We want to *hit* all of these locations, and what we have at our disposal is giant cannon balls which can destroy all enemies that are positioned on a single row, or a single column. For example, if we were obsessed about only firing along rows, we would need four cannon balls to tackle ’em all, like so:

If Sam was superstitious about shooting along columns only, then he would again need four of these cannon balls to take care of everything:

However, our friend Sam is smart, not superstitious! And if there is anything that he is obsessed about, it is ruthlessly optimal destruction! In other words, he wants to fix everything up, but while using the smallest number of cannon balls possible… and if that means mixing up ranks and files, so be it — notice that you can manage with just three once you combine the use of both axes:

And for this example in particular, notice that three cannon balls are *necessary*, because we have at least three enemies positioned at locations that share *neither a row nor a column*, implying that no row-fire or column-fire can handle more than one of these locations at once:

So for this example, we know that:

- three cannon balls are necessary &
- three cannon balls are sufficient.

In general, let’s say that two enemy positions are *mutually independent* if they are on different columns *and* on different rows. Let k be the size of a largest collection of mutually independent positions. Then it is clear that:

- k cannon balls are necessary to handle all enemy locations;

because any \ell fires that handle *all* enemy locations must in particular handle these k mutually independent ones, and each individual fire can get to (at best) one of them — by definition of what it means for two positions to be mutually independent. So if we have a valid solution involving \ell cannon balls, then \ell \geq k.

What is a less obvious, but considerably fascinating, is the fact that:

- there is always a strategy to hit
*all*locations using just k cannon balls. 🤯

A striking situation, no pun intended — the obvious estimate of what is needed turns out to be enough as well! The easy lower bound has a matching upper bound ❤️

## An auxiliary graph

Alright, I think that’s enough with the advertising.

How does this work?

Let’s construct the following graph G = (V,E) associated with the grid and the information about enemy positions:

- Introduce a vertex for every row in the grid; say r_i for 1 \leq i \leq m. These are the
*row vertices.* - Introduce a vertex for every column in the grid; say c_j for 1 \leq j \leq n. These are the
*column vertices.*

- Introduce the edge (r_i,c_j), 1 \leq i \leq n; 1 \leq j \leq m if and only if the location at the intersection of the i^{th} row and the j^{th} column corresponds to an enemy position.

Observe that:

- Any matching in G (a collection of mutually disjoint edges) corresponds to a collection of mutually independent enemy positions back in the grid.
- What we are looking for is a smallest-sized subset S of V(G) such that every edge e in G has at least one of its endpoints in S. Such a subset is called a vertex cover.

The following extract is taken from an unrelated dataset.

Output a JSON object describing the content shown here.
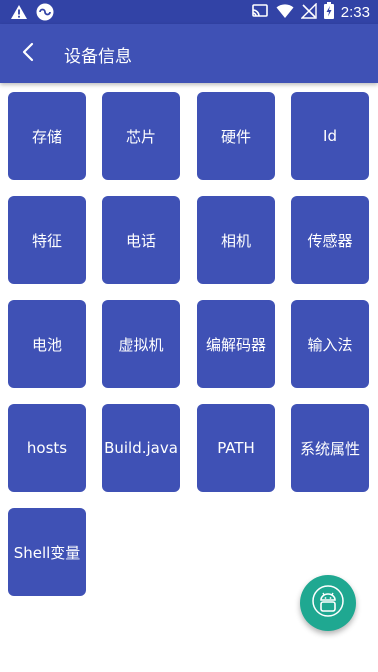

So our claim in the language of grids now translates to:

📝 The size of a maximum matching in G is equal to the size of a minimum vertex cover in G.

in the language of graphs. Keep in mind that as graphs go G, happens to be a bipartite graph; which is to say that its vertex set can be parittioned into two parts† such that every edge has exactly one endpoint in each part.

## Bring in the flows

Is this much ado for nothing? We seem to have done some translation work, but there’s no proof of this bold claim in sight just yet… 😬

Fair. So here’s a roadmap for what we plan to do next:

- Use the graph G as the basis of a flow network.
- Recall the maxflow-mincut duality.
~~Profit.~~Show the duality that we are interested in by hooking it up the known one.

So first things first: we are going to setup a flow network around the graph G, and here’s a partial picture of what it looks like:

Here’s the official description of how we build this up:

- Start with the graph G, and orient every edge between a row vertex and a column vertex so that every such edge originates
*from*the row vertex and latches on*to*the column vertex. - We assign infinite capacities to all the edges in G. Go unlimited on the originals! We will even dub these edges
*original edges*going forward. - Add a source vertex s and add unit-capacity edges (s,r) for every row vertex r. We will call these edges the
*row selectors.* - Add a target vertex t and add unit-capacity edges (c,t) for every column vertex c. We will refer to these edges as
*column selectors.*

That’s it, that’s the flow network (\tilde{G},\kappa) based on G, where I’m using \kappa to denote the capacity function. Now let’s stare at any valid integral flow in this network — what does it pull out from the middle? 🤔

Let’s make the following quick observations in the context of a valid integral flow f in (\tilde{G},\kappa):

- The flow on any edge e from G (i.e, an original edge) is either zero or one. Indeed, if f(e) > 1, then we violate conservation constraints at both endpoints of e.
- For any row or column vertex, at most one original edge incident to it is used by the flow f. In other words, f(e) = 0 for all but at most one original edge incident to any row or column vertex. Again, if not, combined with the fact that f is integral and that the row and column selectors have unit capacity, we will violate conservation constraints on the vertex under consideration.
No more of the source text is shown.